Crónicas de la prensa:
El País, ABC, El
Mundo
El País.
JOSÉ LUIS MERINO. Pamplona
se sale del mapa
Pamplona está en el mapa mundial por los encierros. Esos minutos
fulgurantes de las ocho de la mañana, cuando el bárbaro arrojo de las
vidas de cientos y cientos de hombres y mujeres a cambio de nada, en
fugaces carreras de miedo y sinsentido, ahí está Pamplona y ahí seguirá
por mucho tiempo mientras siga la viva pasión de los sanfermines.
Sin embargo, Pamplona ayer por la tarde se salió sola del mapa
taurino. Fue inconcebible que le dieran una oreja a El Juli en su primer
toro, otra oreja a Tejela en su primer toro y, para colmo, dos orejas en
el último de la tarde. Así, el público de Pamplona ha perdido todo crédito.
Las rebajas de julio en el surtido de orejas suscitan en la mirada del
espectador objetivo una auténtica afrenta a la verdad de la fiesta.
A Enrique Ponce la fragilidad y blandura de su primer toro le puso en
condiciones de cobrar la mitad de sus honorarios de un soplo. No hizo nada
porque el toro era una ruina de fuerza y de bravura. En realidad, si Ponce
pide los toros de Juan Pedro Domecq, espera que uno de los toros que le
tocan en suerte se caiga. Luego entonces no le echemos la culpa al toro,
sino al matador, que es el que pide esos toros. ¡Ay si los toros
hablaran! Para zurcir el desarreglo, en su segundo toreó con ambas manos
de manera suave, ajustadita, con cierto gusto, buscando la variación de
torear de frente, con la dulzura que suele tener acostumbrado al público.
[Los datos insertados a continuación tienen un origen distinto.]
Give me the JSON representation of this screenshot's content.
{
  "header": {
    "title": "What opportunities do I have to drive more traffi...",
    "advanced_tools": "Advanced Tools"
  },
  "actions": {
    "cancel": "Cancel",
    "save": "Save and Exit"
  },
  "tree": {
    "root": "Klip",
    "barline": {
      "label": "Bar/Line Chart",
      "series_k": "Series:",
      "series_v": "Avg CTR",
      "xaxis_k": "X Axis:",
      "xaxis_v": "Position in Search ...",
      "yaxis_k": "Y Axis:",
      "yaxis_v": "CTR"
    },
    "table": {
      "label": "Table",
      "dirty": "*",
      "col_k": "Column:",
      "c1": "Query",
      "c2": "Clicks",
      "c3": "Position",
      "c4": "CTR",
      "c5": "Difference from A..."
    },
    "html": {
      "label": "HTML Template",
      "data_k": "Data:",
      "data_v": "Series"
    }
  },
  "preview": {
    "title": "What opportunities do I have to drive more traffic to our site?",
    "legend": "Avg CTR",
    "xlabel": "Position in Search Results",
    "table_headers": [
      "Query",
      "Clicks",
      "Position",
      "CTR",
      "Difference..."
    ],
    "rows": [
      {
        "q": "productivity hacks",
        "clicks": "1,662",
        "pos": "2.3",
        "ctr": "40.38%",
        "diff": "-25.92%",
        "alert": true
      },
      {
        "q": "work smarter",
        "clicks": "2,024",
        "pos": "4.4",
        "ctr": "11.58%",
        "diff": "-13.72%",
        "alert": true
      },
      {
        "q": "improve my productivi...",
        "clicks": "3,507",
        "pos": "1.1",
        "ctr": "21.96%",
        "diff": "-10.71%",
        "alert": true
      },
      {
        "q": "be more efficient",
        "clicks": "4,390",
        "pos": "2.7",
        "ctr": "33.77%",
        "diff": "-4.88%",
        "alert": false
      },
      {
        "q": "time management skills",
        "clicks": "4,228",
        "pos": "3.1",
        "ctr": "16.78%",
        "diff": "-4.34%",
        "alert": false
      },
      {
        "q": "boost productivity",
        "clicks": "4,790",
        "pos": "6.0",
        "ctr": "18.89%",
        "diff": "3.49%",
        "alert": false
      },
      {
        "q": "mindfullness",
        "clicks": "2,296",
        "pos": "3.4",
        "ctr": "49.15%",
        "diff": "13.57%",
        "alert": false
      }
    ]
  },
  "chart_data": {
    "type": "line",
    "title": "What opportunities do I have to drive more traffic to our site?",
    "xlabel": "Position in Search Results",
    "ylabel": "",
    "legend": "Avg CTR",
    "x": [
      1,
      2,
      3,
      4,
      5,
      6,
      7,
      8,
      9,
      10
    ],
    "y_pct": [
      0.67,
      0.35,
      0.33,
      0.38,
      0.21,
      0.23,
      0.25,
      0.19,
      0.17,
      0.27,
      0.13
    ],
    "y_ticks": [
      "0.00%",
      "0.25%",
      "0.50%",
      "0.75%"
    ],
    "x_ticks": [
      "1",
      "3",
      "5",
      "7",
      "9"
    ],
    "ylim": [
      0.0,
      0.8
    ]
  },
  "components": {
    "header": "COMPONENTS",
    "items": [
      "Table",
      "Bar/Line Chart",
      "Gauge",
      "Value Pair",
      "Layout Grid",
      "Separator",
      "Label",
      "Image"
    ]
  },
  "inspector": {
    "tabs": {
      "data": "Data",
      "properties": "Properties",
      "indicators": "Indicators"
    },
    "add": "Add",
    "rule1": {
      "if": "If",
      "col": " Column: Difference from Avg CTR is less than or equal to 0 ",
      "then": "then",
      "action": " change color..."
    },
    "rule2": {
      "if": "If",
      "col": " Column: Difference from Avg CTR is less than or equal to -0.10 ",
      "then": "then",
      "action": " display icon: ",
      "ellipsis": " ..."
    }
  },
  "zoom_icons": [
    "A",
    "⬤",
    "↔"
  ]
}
No obstante, habrá que subrayar que ya de ese yunque salen poquitas
chispas.
El Juli invirtió los papeles con Ponce. En su primero estuvo apañadito,
en una faena sin demasiado relieve, con derechazos vulgares y naturales
del montón. Digamos que su repertorio fue bastante mentiroso. Se le fue
la faena como arena entre los dedos. Su muleta no era la de la verdad,
sino la del cojo. Y en su segundo, un inválido de tomo y lomo, estuvo
vulgarísimo. Vulgarísimo con la mano derecha, y con la izquierda parece
que inventó una especie de series al natural que se pueden llamar
"los naturales al paripé". O sea, trampa por aquí y a cobrar.
Su toreo está pidiendo un poco de aceite para engrasar los ejes de la
vulgaridad.
En ciertos momentos creímos ver, tanto en Ponce como en El Juli, a dos
engatusadores que tratan de ofrecer su canasta de frutas a los árboles.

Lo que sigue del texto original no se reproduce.